Are they fucking with us?

Maybe I didn’t curse as a child, but the sentiment was the same. My imagination ran wild with visions of adults sitting behind those closed doors, erupting with laughter as soon as they were shut. We’ve fooled them again, everybody. These kids don’t suspect a thing. One more week of them believing in a God we told them to believe in.

I knew that wasn’t true, I knew it wasn’t all an elaborate ruse to get us kids to believe in something they themselves didn’t, but I thought about that almost every Sunday for a long time.

After a while, I stopped going to church with my parents. I couldn’t stomach it anymore. None of it was what I believed, not really. My heart couldn’t love a God who threatened Hell at every turn. My self-esteem couldn’t handle the adults commenting on the way I looked or the things I said I wanted to be. Truthfully, my ego was too big to be sitting in a building with people who deep down didn’t like who I was or where I wanted to go in life. My dreams were bigger than the ones allowed in the walls of that church. So I left.

But I didn’t realize that until much later. At the time, I just left because it felt right. Not going to church felt better than being in church. I loved God more when I wasn’t there, loved myself and my neighbor more, too.

There was one night where everyone was kicked out of the church building because a young woman was possessed. I remember that so clearly and maybe it didn’t happen this way, but I still see it replay like this in my mind. Everyone filed out neatly like it wasn’t the most awful sounding thing in the world and a group of men stayed behind. Behind those closed doors, these men were exorcising a demon out of a young woman, that wasn’t kept from me or anyone else. It wasn’t ideal, but it wasn’t the most offensive situation. Just another day in pentecostal Christianity.

Some came out and said it was terrifying, others didn’t say anything, like it was just another day on the job. Thinking about it years later, I only pray that it really was a demon inside that young woman. I pray they didn’t misdiagnose something worse to stroke their religious egos and I hate that I think about it that way, that these men would do that. But they would.
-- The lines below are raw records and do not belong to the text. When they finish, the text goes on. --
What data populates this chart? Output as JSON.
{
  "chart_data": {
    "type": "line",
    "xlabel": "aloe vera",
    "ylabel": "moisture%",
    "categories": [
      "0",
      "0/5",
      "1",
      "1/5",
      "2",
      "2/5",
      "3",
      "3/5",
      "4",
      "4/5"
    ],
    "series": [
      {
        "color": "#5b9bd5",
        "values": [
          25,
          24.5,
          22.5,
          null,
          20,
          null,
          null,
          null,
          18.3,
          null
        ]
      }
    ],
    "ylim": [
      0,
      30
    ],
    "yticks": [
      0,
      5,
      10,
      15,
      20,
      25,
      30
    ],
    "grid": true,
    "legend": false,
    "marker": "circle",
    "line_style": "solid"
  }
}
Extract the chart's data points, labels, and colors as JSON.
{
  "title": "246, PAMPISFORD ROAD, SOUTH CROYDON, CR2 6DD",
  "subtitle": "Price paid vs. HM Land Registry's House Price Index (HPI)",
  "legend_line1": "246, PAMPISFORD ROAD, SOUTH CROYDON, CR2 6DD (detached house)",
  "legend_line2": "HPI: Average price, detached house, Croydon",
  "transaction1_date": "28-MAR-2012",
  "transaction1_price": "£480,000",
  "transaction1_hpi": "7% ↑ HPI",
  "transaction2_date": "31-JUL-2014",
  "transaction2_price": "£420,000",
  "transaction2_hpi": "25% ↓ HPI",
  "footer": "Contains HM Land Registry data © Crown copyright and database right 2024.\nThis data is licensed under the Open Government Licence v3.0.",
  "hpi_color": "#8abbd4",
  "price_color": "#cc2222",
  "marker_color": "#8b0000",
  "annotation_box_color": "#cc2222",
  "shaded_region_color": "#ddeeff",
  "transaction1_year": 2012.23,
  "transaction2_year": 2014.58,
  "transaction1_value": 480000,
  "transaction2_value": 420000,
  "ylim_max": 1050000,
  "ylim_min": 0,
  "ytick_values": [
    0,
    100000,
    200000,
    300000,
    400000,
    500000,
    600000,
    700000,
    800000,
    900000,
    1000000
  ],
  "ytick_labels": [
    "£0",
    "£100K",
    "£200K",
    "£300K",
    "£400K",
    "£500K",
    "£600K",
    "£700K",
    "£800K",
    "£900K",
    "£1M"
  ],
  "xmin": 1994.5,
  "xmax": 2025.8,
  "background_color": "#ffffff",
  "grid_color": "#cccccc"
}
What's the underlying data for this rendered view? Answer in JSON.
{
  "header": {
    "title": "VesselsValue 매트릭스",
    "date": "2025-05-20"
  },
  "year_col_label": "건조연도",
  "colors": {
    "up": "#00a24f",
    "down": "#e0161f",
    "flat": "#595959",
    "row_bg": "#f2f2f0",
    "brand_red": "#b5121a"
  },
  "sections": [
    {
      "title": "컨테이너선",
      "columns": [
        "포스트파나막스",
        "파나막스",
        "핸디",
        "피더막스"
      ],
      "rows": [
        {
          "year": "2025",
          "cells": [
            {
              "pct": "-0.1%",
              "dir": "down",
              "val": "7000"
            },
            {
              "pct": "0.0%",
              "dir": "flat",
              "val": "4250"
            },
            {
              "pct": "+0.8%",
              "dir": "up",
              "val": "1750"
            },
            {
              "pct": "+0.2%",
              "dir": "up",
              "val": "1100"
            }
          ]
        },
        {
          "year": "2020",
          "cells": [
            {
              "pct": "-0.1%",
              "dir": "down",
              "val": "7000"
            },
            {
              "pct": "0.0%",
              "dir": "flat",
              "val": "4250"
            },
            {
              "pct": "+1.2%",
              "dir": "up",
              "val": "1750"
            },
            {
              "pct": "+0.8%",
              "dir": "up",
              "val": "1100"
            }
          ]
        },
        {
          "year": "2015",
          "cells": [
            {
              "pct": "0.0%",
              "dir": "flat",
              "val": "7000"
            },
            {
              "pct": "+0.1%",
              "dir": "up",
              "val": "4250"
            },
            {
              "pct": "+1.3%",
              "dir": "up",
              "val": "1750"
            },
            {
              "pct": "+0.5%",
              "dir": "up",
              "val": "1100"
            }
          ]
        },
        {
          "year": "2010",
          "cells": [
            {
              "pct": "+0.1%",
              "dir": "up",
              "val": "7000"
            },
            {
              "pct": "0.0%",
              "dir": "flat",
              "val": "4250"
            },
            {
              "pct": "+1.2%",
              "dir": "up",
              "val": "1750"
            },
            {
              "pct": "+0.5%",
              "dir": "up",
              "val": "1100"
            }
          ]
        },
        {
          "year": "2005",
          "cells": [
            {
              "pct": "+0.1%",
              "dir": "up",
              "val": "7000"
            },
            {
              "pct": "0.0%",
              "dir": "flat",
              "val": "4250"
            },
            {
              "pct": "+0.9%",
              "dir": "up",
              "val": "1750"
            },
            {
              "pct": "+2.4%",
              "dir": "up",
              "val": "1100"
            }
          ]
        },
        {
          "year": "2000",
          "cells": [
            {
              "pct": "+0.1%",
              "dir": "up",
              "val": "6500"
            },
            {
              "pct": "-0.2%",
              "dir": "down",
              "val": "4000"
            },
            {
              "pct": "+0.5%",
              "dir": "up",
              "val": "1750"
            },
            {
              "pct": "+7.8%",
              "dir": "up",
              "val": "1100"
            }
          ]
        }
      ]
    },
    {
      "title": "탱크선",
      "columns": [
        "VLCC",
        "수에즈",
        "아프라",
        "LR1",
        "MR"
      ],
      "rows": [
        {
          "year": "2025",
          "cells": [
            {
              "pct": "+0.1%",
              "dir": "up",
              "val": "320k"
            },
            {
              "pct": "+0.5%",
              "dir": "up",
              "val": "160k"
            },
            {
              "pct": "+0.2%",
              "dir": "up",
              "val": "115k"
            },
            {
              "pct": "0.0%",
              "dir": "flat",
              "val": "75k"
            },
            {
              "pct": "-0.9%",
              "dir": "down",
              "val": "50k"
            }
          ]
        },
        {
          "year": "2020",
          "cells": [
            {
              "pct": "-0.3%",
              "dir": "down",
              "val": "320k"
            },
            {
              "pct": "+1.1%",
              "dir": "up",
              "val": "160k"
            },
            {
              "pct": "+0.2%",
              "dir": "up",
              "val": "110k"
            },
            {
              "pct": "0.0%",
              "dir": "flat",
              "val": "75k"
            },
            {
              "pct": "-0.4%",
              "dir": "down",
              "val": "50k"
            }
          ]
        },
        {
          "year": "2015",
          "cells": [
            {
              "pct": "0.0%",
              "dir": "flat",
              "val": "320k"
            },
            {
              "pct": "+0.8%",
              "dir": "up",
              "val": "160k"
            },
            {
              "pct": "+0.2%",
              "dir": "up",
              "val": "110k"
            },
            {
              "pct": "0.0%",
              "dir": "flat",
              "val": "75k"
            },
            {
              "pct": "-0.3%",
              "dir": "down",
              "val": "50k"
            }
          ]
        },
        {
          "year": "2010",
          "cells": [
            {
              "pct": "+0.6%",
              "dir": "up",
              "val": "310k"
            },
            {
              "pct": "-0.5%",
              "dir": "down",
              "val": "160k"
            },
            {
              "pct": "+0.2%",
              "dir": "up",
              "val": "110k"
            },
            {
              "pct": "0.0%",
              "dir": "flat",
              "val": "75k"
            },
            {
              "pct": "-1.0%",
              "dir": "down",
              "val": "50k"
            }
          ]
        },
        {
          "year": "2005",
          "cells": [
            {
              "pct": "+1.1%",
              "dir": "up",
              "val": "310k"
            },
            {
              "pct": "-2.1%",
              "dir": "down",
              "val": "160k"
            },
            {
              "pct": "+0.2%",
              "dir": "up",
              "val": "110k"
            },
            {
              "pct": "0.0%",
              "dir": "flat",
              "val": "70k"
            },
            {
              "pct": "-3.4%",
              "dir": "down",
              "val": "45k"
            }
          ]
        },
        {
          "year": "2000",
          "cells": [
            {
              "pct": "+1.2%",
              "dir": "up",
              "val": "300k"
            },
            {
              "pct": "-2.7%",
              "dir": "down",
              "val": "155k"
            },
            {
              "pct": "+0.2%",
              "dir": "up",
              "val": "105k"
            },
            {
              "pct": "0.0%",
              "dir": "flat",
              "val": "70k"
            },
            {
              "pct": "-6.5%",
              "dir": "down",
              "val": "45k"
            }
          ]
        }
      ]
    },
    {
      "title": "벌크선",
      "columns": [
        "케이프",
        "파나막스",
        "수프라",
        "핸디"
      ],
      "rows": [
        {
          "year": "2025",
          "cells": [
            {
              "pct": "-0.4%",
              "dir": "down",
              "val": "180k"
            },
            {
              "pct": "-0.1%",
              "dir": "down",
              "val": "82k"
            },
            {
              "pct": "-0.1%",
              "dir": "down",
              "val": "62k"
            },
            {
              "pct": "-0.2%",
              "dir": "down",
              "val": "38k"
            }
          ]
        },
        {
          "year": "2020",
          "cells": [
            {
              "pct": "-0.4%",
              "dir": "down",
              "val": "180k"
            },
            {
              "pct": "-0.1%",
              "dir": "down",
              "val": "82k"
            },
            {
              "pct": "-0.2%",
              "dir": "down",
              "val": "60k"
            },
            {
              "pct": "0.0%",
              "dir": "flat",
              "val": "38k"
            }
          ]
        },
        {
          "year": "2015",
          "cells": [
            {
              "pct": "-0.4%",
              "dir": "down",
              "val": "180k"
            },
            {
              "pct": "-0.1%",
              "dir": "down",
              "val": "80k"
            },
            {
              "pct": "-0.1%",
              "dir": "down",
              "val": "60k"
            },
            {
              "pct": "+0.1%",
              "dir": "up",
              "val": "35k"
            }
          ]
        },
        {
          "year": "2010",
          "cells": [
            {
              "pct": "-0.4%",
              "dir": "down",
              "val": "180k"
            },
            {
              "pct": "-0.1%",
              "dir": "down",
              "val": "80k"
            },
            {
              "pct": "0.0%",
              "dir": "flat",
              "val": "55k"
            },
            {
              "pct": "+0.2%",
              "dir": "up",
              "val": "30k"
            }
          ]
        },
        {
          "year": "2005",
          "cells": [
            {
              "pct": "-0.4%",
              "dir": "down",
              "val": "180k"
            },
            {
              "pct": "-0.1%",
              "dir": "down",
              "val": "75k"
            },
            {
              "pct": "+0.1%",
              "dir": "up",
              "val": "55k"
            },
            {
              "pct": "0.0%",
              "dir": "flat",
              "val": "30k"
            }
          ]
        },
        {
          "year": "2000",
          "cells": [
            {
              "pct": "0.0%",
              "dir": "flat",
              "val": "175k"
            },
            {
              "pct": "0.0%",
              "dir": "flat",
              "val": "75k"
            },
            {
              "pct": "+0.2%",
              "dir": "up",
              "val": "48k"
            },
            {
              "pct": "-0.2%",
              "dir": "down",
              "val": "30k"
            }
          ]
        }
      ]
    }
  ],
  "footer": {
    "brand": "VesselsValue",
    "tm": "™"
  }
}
There were hundreds of prayer nights that went late into the evening, even more weekends confined to this building and just a few less nights of music rehearsals you had to show up to if you even had an ounce of talent. My whole life was expected to be wrapped up in this church, but I don’t remember it being encouraged to be wrapped up in God the same way.

My parents left that church eventually and we’ve only ever gone back for funerals. Most people we knew left after a while, too.

The last time I stepped foot in that building, I roamed into every door, every Sunday school room. None of them had really changed much since I was a kid. Everything was almost exactly the same as when I sat there thinking my parents were trying to trick me. I needed a cigarette pretty bad after walking through all those doors, but I knew better than to smoke in front of the same people I grew up with in that building. I knew what they would say.

I was never going to be the good little Christian girl they wanted me to be. Never ever was I going to live up to the reputation my parents made for themselves there. My clothes were never going to be normal, my words were never going to be quiet and sweet. These tattoos and beers and cigarettes all damned me to Hell a long time ago.

It took a while after I left for me to find God, but I found Her. She was in the arms of people who liked me the way I am, in the hearts of people who didn’t agree with everything I said, but respected my humanity anyway. God granted me an education where I could make my own decisions and cultivate my own beliefs. They’re not the beliefs of my father, but they leave room for me to think that the difference is okay. It makes life more interesting.

My God taught me that it’s okay to evolve, but it’s not okay to be stuck being someone I am not. She only loves me when I am who She made me to be. Whether they wanted to or not, these people kept sending me straight to Hell. But my God sent me to myself.